Rheumatoid Arthritis (RA) is an autoimmune chronic systemic disease, characterized by symmetrical inflammation of the affected joints, with a prevalence of approximately 1% in the population [1–3]. The pathophysiology of the disease consists of synovial inflammation and hyperplasia, autoantibody production (rheumatoid factor, anti-citrullinated protein antibody (ACPA), cartilage and bone destruction, and systemic features such as cardiovascular, pulmonary, psychological, and skeletal disorders [4].
The chief biological event in rheumatoid arthritis is inflammation. The excessive production of cytokines and other cellular processes erode the cartilage and bone and are responsible for the systemic effects seen in rheumatoid arthritis. The exact cause of rheumatoid arthritis, however, remains unknown, and its prognosis is variable and is dependent on the presence of systemic manifestations [4]. The disease involves a complex combination of both genetic as well as environmental factors, for it to become established. It has been demonstrated on a molecular level that rheumatoid arthritis patients who are positive for rheumatoid factor or ACPA, have alleles that contain a common amino acid motif in the HLADRB1 region, which is called the shared epitope, and is what confirms susceptibility to the disease [5]. In twin studies it has been demonstrated that rheumatoid arthritis has a concordance rate of 9.1% among monozygotic twins, and 6.4% among dizygotic twins [6]. Psychological stressors as well as some established psychiatric illnesses such as post-traumatic stress disorder (PTSD) are thought to be risk factors that contribute to the development of RA [7–9].

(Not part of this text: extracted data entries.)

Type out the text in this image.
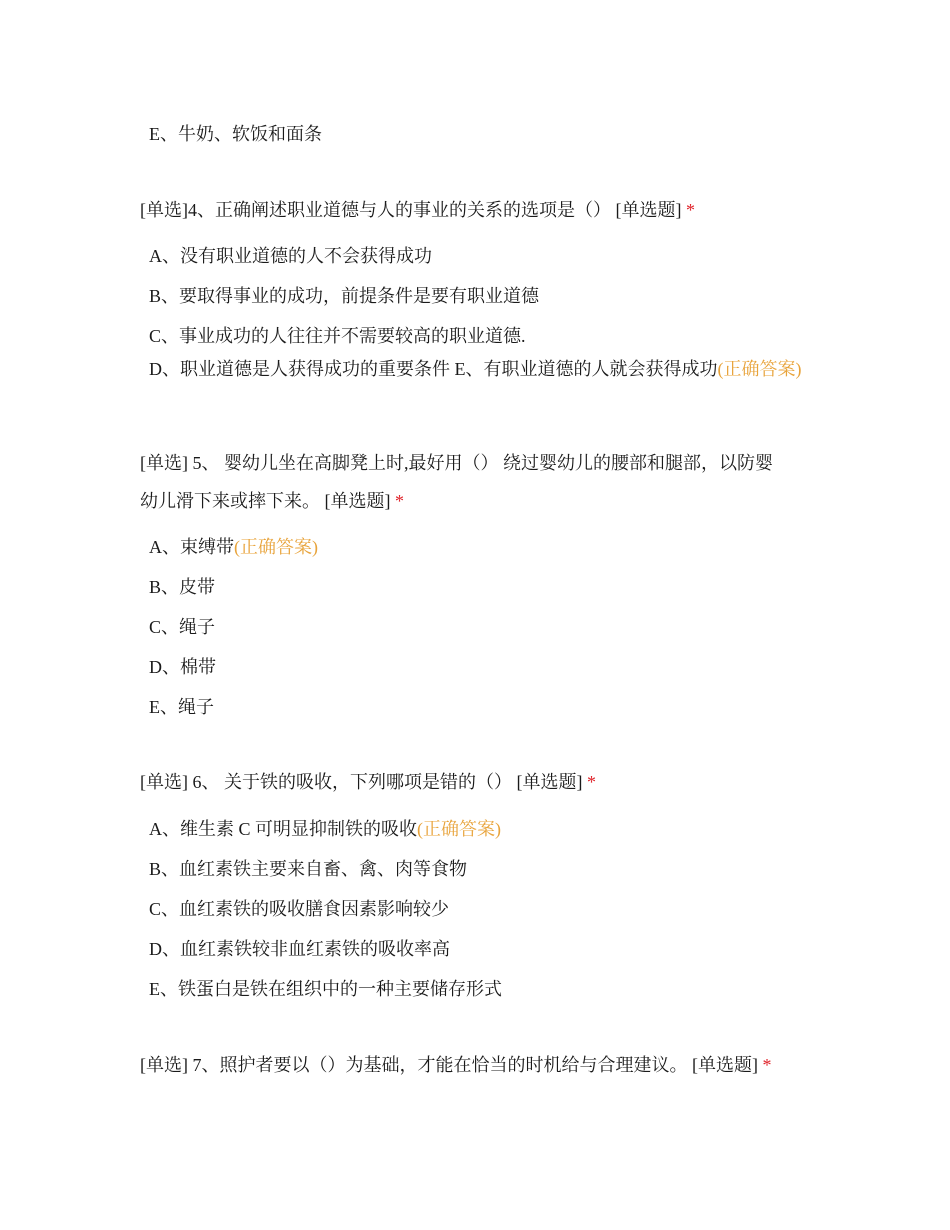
E、牛奶、软饭和面条
[单选]4、正确阐述职业道德与人的事业的关系的选项是（） [单选题] *
A、没有职业道德的人不会获得成功
B、要取得事业的成功，前提条件是要有职业道德
C、事业成功的人往往并不需要较高的职业道德.
D、职业道德是人获得成功的重要条件 E、有职业道德的人就会获得成功(正确答案)
[单选] 5、 婴幼儿坐在高脚凳上时,最好用（） 绕过婴幼儿的腰部和腿部，以防婴
幼儿滑下来或摔下来。 [单选题] *
A、束缚带(正确答案)
B、皮带
C、绳子
D、棉带
E、绳子
[单选] 6、 关于铁的吸收，下列哪项是错的（） [单选题] *
A、维生素 C 可明显抑制铁的吸收(正确答案)
B、血红素铁主要来自畜、禽、肉等食物
C、血红素铁的吸收膳食因素影响较少
D、血红素铁较非血红素铁的吸收率高
E、铁蛋白是铁在组织中的一种主要储存形式
[单选] 7、照护者要以（）为基础，才能在恰当的时机给与合理建议。 [单选题] *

Finally, some medications, such statins are thought to influence immune regulation and could eventually result in the of development of autoimmune diseases such as RA [10–11[.
After establishing the diagnosis of rheumatoid arthritis, a wide range of measures that can be used to quantify disease activity. One of the assessment scores that is widely used in practice is the DAS28 score. It is a composite score derived from four different measures, and the number 28 refers to the 28 joints that are being examined. The measures in the score include number of swollen joints, number of tender joints, ESR or CRP value, and “global assessment of health”, which is indicated by marking a 10 cm line ranging from “very good” to “very bad” [12]. These results are then fed into a complex mathematical formula to produce the overall disease activity score. A DAS28 score of greater than 5.1 implies active disease, a score of less than 3.2 implies low disease activity, and that of less than 2.6 implies disease remission.

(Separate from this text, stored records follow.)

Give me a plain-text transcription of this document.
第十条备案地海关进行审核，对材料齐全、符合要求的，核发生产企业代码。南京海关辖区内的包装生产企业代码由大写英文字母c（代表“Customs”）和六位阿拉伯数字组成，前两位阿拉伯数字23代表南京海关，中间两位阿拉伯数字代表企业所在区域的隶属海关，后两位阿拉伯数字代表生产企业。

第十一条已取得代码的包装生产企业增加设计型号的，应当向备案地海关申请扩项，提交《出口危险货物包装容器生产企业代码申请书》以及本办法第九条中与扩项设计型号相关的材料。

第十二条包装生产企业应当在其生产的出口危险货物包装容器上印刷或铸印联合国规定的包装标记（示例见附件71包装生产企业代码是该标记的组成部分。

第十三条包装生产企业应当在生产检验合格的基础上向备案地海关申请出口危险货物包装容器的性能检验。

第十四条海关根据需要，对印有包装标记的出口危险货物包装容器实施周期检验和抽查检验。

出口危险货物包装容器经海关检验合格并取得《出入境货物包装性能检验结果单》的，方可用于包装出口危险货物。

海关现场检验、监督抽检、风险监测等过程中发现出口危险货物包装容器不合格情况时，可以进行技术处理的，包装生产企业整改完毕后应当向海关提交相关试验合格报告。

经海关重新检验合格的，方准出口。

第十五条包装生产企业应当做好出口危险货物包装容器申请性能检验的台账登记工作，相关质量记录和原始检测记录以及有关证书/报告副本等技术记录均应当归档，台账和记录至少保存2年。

Progressive synovitis in the setting of RA leads to joint damage and inevitably loss of function and disability; and is a clinical marker that makes initiation of treatment essential [13–17].
Treatment of RA has focused on the achievement of remission or at least a low disease activity in order to minimize and prevent joint damage and long-term disability. [18–21] The mortality rate is higher among patients with rheumatoid arthritis compared to those without the disease, and disease associated complications including cardiovascular as well as other systemic complications remain a major challenge in the overall disease management [22]. Disease-modifying antirheumatic drugs (DMARDs) are the 1st line mode of pharmacologic treatment and should ideally be started within 3 months of persistent symptoms. Options include methotrexate, sulfasalazine, hydroxychloroquine, and leflunomide. Symptomatic benefit can take 6–12 weeks following initiation of the drug [23].
Biologic agents are initiated by specialists for patients with active disease despite adequate trials of at least 2 DMARDs. These agents are diverse in the way they act on different biological pathways to influence this disease. Rituximab, for example, works as a B-cell depletion agent. This drug can be used ideally in a setting of severe active rheumatoid arthritis, where csDMARDS and TNF-α agents have failed [24]. One example of candidates for a biologic agent as part of their treatment regimen is in patients with rheumatoid arthritis who have had an inadequate response to a combination of both methotrexate and a TNF-α agent. In this case, a combination of methotrexate along with non-TNF- α agents such as abatacept, tocilizumab, sarilumab, or rituximab may be used.
Rituximab (RTX) is a monoclonal antibody that targets the CD20 antigen, thereby depleting B cells. It is used as a therapeutic biologic agent in rheumatoid arthritis (RA), as well as other autoimmune and lymphoproliferative disorders. The depletion of B cells with rituximab is achieved through several antibody-dependent mechanisms. In the case of rheumatoid arthritis, it is believed that the principal mechanism of B cell depletion is through Fc receptor gamma-mediated antibody-dependent cytotoxicity and antibody-dependent phagocytosis [25]. It is well known by now that randomized controlled trials (RCTs) are the most appropriate study methods that are used to determine the effectiveness of new treatments/drugs and interventions in healthcare [26–30].
When looking at different published RCTs worldwide, there is a lack of comparison of baseline characteristics between patients with RA receiving biological treatments. In this study, we have extracted the baseline characteristics of RA patients and their responses to RA therapy specifically, rituximab, from multiple RCTs and compared them with those of RA patients in a special registry by the name of the Kuwait Registry for Rheumatic Diseases (KRRD), from the Ministry of Health of Kuwait.